• Lee Miller

    Victoria and Albert Museum
    Cromwell Road
    September 15, 2007–January 6, 2008

    Jeu de Paume
    1 place de la Concorde
    October 13, 2008–January 11, 2009

    Philadelphia Museum of Art
    26th Street and the Benjamin Franklin Parkway
    January 26–April 27, 2008

    San Francisco Museum of Modern Art (SFMOMA)
    151 Third Street
    July 1–September 28, 2008

    Curated by Mark Haworth-Booth

    Child model for her amateur lensman father; Vogue cover girl; Man Ray’s Surrealist muse: It’s hard to imagine a woman of her era more photographed than Lee Miller. But as this retrospective demonstrates, Miller was also a serious imagemaker in her own right. Whether by fluke or by reaction formation, the four photographers who learned their trade in Man Ray’s atelier—Bernice Abbott, Bill Brandt, Jacques-André Boiffard, and Miller herself—all abandoned his experimental approach for straight photography. Of the 140-odd images in this exhibition, which date from the late 1920s to the early ’50s, by far the most arresting are those Miller shot as the only female photojournalist on the front during World War II—as a correspondent for British Vogue. Travels to the Philadelphia Museum of Art, Jan. 26–Apr. 27, 2008; San Francisco Museum of Modern Art, July 1–Sept. 21, 2008; Jeu de Paume, Paris, Oct. 13 2008–Jan. 11, 2009.

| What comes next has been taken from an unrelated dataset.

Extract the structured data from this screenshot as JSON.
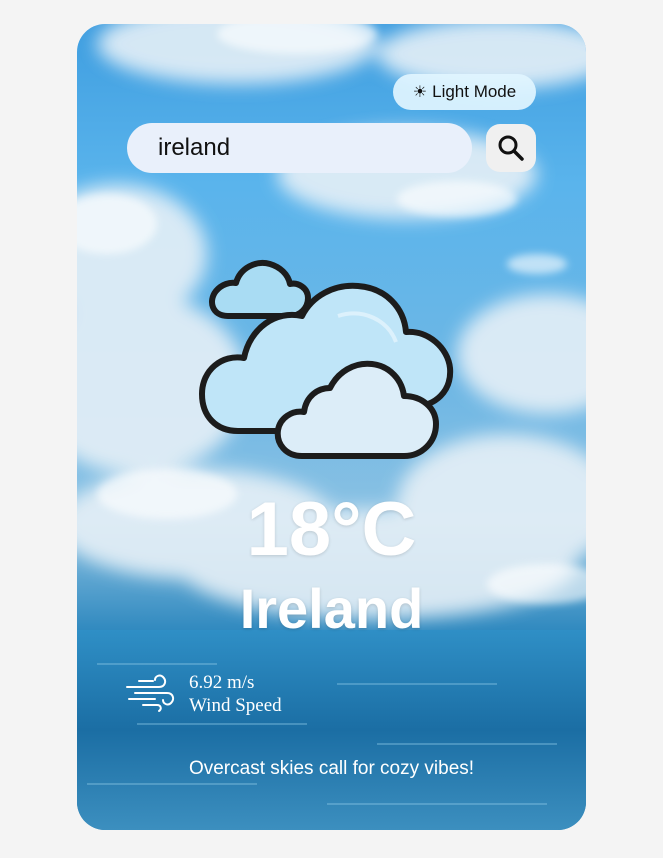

  • Frida Kahlo, Self Portrait, 1930, oil on canvas, 26 x 22".

    Frida Kahlo

    Walker Art Center
    725 Vineland Place
    October 27, 2007–January 20, 2008

    Philadelphia Museum of Art
    26th Street and the Benjamin Franklin Parkway
    February 20–May 18, 2008

    San Francisco Museum of Modern Art (SFMOMA)
    151 Third Street
    June 14–September 28, 2008

    Curated by Elizabeth Carpenter and Hayden Herrera

    Frida Kahlo has long been subject to hagiography, a propensity abetted by her revelatory self-portraiture, her film portrayal by Salma Hayek, and her frankness about her unredeemed circumstances. (She famously quipped that she had suffered two grave misfortunes: a brutal traffic accident and Diego Rivera.) Now, on the centenary of Kahlo’s birth, the Walker, in association with SF MoMA, is organizing a massive tribute that ups the ante, bringing together roughly fifty canvases from 1926 to 1952, two years before her death, and 150 family snapshots and unseen photographs of the Mexican painter by artists including Manuel Alvarez Bravo, Gisele Freund, and Tina Modotti. What remains to be seen is whether this ambitious presentation can transcend the cult of personality. Travels to the Philadelphia Museum of Art, Feb. 20–May 18, 2008; San Francisco Museum of Modern Art, June 14–Sept. 28, 2008.

  • Michael Smith and Alan Herman, Government Approved Home Fallout Shelter/Snack Bar, 1983. Photo: Kevin Noble

    "Mike's World: Michael Smith & Joshua White (and other collaborators)

    Blanton Museum of Art
    200 East Martin Luther King Jr. Blvd.
    September 11–December 30, 2007

    Institute of Contemporary Art, University of Pennsylvania
    University of Pennsylvania 118 South 36th Street
    April 24–August 3, 2008

    Curated by Annette DiMeo Carlozzi

    Well before the lackadaisical sublime came to pervade the art of the 1990s, there was Mike, the everyman alter ego who, created in the mid-’70s by artist Mike Smith, may have been the first to inject true pathos into the pathetic. In countless videos and performances, Smith’s character has occupied a bland landscape of sitcom sets, rock ’n’ roll lighting salesrooms, and downstairs rec rooms, delivering deadpan attempts to embrace the ad-copy tropes by which most people live their lives, his demeanor blending embarrassment and Beckett with stand-up comedy. At the Blanton, a comprehensive selection of videos, installations, drawings, and artist books (many executed in collaboration with friends such as Joshua White) will chart the continuing odyssey. Travels to the Institute of Contemporary Art, Philadelphia, Apr. 24–Aug. 3 2008.